Cause principali dell’infarto precoce: stress, inquinamento e stile di vita
ADN
L’aumento dei casi di infarto precoce trova nuove spiegazioni nelle recenti ricerche, che individuano nello stress lavorativo, nella qualità dell’aria e nelle abitudini quotidiane i principali fattori che mettono a rischio la salute cardiovascolare anche tra i più giovani.
Tl;dr
- Infarti in crescita tra giovani lavoratori urbani indiani.
- Stress lavorativo e inquinamento aggravano i rischi cardiaci.
- Stile di vita sano può invertire la tendenza.
L’emergere di una crisi cardiaca tra i giovani professionisti
Un cambiamento inquietante attraversa le grandi città indiane, dove un numero crescente di giovani adulti tra i trenta e i quarant’anni affronta eventi cardiaci gravi. L’infarto, una volta associato quasi esclusivamente agli anziani, colpisce sempre più spesso impiegati e manager all’apice della carriera, come segnalato da numerosi cardiologi allarmati da questa accelerazione del fenomeno.
Il peso dello stress cronico sul cuore
Gli specialisti concordano: lo stress cronico da lavoro rappresenta uno dei principali responsabili. In metropoli come Mumbai, Bangalore o New Delhi, la pressione legata a risultati stringenti e ritmi serrati espone i giovani a carichi emotivi continui. Diversi fattori concorrono ad aggravare la situazione:
- Turni prolungati che lasciano poco spazio al riposo;
- Sacrificio delle ore di sonno per rispettare scadenze improrogabili;
- Difficoltà nel bilanciare vita privata e responsabilità lavorative.
Queste condizioni favoriscono l’aumento del cortisolo, l’ormone dello stress, innescando ipertensione, aritmie e alterazioni vascolari.

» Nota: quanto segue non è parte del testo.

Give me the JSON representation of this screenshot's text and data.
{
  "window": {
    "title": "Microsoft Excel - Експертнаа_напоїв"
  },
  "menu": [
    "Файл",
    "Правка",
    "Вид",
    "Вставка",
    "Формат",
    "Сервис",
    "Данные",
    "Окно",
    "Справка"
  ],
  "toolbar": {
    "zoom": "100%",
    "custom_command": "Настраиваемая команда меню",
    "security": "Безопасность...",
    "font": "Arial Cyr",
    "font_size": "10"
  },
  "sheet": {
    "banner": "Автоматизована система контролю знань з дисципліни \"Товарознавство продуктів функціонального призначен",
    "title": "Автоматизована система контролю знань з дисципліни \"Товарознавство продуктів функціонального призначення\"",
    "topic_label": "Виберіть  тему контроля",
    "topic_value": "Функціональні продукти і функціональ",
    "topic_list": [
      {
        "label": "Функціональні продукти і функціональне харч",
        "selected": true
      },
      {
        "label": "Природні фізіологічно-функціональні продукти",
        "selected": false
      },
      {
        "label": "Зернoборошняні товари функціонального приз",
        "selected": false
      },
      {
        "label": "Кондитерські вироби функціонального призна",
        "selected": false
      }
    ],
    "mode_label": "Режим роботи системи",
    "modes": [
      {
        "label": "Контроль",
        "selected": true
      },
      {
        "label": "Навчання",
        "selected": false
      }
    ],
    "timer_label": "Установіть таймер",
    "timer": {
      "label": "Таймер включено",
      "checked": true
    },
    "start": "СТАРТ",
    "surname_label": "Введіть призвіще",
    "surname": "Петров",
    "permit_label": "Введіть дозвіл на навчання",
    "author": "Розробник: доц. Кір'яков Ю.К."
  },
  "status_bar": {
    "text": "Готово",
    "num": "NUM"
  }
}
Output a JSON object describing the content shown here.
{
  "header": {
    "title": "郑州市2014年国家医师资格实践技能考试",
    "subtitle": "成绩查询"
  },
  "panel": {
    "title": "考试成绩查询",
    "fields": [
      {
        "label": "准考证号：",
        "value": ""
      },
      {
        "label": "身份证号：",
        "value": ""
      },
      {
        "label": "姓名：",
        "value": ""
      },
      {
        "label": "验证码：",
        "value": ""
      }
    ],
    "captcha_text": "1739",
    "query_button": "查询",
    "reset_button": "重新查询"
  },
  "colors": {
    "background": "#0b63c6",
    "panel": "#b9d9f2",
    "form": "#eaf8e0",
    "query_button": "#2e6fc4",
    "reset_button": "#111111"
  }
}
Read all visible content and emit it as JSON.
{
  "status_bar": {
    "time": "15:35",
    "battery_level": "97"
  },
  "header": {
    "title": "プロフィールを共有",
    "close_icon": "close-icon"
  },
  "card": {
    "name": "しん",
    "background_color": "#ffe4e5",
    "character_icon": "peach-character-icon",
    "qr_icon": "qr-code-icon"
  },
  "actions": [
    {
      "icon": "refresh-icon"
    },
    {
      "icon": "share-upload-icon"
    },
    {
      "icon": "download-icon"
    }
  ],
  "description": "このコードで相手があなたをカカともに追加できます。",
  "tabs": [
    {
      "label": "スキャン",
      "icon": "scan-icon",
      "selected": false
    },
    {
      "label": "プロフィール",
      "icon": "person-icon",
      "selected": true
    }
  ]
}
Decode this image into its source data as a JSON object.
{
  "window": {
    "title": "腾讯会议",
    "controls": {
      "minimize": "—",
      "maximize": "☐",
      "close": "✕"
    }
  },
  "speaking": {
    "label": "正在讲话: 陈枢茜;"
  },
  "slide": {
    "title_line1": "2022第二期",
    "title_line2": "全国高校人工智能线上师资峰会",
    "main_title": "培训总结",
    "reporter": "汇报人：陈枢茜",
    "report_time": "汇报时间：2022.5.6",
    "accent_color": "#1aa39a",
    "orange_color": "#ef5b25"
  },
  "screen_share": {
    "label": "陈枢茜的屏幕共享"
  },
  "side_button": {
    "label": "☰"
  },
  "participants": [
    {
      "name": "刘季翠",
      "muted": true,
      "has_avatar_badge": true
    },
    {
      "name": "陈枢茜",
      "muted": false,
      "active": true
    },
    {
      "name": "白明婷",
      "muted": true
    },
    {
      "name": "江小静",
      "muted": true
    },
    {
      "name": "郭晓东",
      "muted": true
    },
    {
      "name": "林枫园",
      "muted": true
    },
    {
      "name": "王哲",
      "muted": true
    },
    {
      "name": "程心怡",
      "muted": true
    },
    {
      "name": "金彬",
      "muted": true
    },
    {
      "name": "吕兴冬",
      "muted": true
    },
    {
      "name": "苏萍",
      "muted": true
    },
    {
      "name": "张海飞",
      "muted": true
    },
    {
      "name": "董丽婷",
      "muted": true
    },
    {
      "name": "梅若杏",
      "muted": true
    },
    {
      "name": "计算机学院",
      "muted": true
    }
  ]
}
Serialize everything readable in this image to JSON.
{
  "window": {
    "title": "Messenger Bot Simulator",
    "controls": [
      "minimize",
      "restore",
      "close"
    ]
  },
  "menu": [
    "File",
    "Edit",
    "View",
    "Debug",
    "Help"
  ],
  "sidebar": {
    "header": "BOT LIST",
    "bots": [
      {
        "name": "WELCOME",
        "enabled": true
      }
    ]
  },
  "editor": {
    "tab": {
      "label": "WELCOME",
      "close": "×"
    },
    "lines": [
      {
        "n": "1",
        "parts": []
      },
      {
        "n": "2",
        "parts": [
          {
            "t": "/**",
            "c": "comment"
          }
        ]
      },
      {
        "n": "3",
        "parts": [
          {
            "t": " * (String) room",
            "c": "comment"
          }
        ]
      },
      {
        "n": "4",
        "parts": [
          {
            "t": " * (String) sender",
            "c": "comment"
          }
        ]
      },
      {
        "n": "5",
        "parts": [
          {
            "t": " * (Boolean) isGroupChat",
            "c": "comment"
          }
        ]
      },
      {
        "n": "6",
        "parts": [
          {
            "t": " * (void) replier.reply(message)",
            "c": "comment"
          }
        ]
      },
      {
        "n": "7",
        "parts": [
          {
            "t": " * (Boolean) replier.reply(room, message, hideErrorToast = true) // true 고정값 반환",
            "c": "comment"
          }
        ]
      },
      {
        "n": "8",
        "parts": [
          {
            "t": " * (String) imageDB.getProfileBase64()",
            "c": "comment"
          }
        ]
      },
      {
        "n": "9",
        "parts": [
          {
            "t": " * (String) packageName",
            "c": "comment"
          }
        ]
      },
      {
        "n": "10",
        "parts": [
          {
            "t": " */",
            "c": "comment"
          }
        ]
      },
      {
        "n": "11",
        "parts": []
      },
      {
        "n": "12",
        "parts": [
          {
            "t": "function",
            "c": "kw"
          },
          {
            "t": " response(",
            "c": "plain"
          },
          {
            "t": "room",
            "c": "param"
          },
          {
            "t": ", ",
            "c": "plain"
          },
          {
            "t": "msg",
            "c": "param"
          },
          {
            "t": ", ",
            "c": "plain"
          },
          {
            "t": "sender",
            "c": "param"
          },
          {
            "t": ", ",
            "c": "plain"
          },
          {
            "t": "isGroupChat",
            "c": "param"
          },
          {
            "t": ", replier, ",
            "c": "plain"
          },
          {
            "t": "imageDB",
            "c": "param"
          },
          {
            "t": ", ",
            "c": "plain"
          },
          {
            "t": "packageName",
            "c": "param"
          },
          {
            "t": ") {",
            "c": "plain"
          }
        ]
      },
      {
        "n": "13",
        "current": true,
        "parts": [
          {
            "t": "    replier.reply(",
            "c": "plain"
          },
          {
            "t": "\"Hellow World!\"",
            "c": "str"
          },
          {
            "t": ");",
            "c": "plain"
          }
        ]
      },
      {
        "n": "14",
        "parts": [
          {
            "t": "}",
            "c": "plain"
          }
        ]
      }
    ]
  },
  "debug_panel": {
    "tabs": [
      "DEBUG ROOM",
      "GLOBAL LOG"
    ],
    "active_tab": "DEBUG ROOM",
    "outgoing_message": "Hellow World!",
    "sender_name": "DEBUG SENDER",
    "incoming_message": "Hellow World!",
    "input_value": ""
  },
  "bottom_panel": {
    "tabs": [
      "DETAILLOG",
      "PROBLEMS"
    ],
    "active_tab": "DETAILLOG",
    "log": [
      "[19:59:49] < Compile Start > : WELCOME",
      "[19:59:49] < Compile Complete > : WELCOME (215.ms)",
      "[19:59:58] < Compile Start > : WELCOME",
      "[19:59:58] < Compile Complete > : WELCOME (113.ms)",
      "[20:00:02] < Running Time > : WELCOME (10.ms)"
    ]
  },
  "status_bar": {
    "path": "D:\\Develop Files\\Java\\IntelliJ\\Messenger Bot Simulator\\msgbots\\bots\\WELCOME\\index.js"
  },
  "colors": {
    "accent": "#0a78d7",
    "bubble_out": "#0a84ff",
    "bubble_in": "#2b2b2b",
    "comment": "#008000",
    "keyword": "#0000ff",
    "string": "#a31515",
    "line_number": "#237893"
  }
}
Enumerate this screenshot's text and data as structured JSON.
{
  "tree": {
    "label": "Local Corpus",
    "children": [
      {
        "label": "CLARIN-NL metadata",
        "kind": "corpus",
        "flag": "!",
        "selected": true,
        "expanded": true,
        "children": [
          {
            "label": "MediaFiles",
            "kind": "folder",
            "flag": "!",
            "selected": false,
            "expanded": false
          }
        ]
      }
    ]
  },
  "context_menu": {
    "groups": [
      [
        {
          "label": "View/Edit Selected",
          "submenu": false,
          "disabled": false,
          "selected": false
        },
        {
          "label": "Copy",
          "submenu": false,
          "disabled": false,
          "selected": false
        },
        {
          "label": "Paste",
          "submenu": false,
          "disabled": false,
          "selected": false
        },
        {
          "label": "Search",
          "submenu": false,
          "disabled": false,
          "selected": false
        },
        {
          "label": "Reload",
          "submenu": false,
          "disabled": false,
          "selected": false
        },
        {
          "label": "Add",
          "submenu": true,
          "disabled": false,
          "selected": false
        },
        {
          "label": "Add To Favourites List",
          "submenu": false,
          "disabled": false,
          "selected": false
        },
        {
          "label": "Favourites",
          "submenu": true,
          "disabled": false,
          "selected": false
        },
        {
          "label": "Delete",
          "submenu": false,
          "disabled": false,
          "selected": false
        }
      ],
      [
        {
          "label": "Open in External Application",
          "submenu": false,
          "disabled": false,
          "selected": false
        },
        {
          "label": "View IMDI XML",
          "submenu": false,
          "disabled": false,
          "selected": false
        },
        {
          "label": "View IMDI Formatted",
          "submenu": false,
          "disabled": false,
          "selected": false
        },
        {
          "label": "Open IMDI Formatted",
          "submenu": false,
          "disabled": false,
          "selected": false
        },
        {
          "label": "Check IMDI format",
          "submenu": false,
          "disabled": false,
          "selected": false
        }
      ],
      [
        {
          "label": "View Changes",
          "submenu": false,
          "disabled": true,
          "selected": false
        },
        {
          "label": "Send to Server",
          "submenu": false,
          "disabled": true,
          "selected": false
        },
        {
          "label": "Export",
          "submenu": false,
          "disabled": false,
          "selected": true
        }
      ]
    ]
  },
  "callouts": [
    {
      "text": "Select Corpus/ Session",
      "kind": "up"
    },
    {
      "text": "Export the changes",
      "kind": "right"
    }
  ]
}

Il dottor Sunil Wadhwa, noto cardiologo presso il Max Hospital di Gurugram, non nasconde la propria preoccupazione davanti all’ondata di nuovi casi.
L’impatto sottovalutato dell’inquinamento atmosferico
C’è però un altro aspetto spesso trascurato: la costante esposizione all’inquinamento urbano. Le polveri sottili (PM2.5) – particolarmente concentrate nell’aria delle metropoli indiane – provocano infiammazione nei vasi sanguigni e aumentano la viscosità del sangue. Bastano picchi temporanei di smog per mettere a rischio soprattutto chi presenta già altri fattori predisponenti.
Stili di vita: punto debole ma anche risorsa decisiva
Abitudini poco salutari contribuiscono ulteriormente al quadro: il consumo frequente di cibo industriale, il tabagismo diffuso, l’eccesso di alcol e la scarsità di sonno favoriscono sovrappeso, diabete ed elevati livelli lipidici. Si crea così un circolo vizioso difficile da spezzare.
Eppure, secondo gli esperti intervistati dalla nostra redazione, invertire questa tendenza è ancora possibile. Una maggiore attenzione alla prevenzione – attraverso screening precoci, gestione dello stress e promozione dell’equilibrio tra lavoro e salute – può ridurre sensibilmente il rischio. Oggi l’infarto giovanile non è più un’eccezione ma resta, fortunatamente, evitabile con le giuste strategie.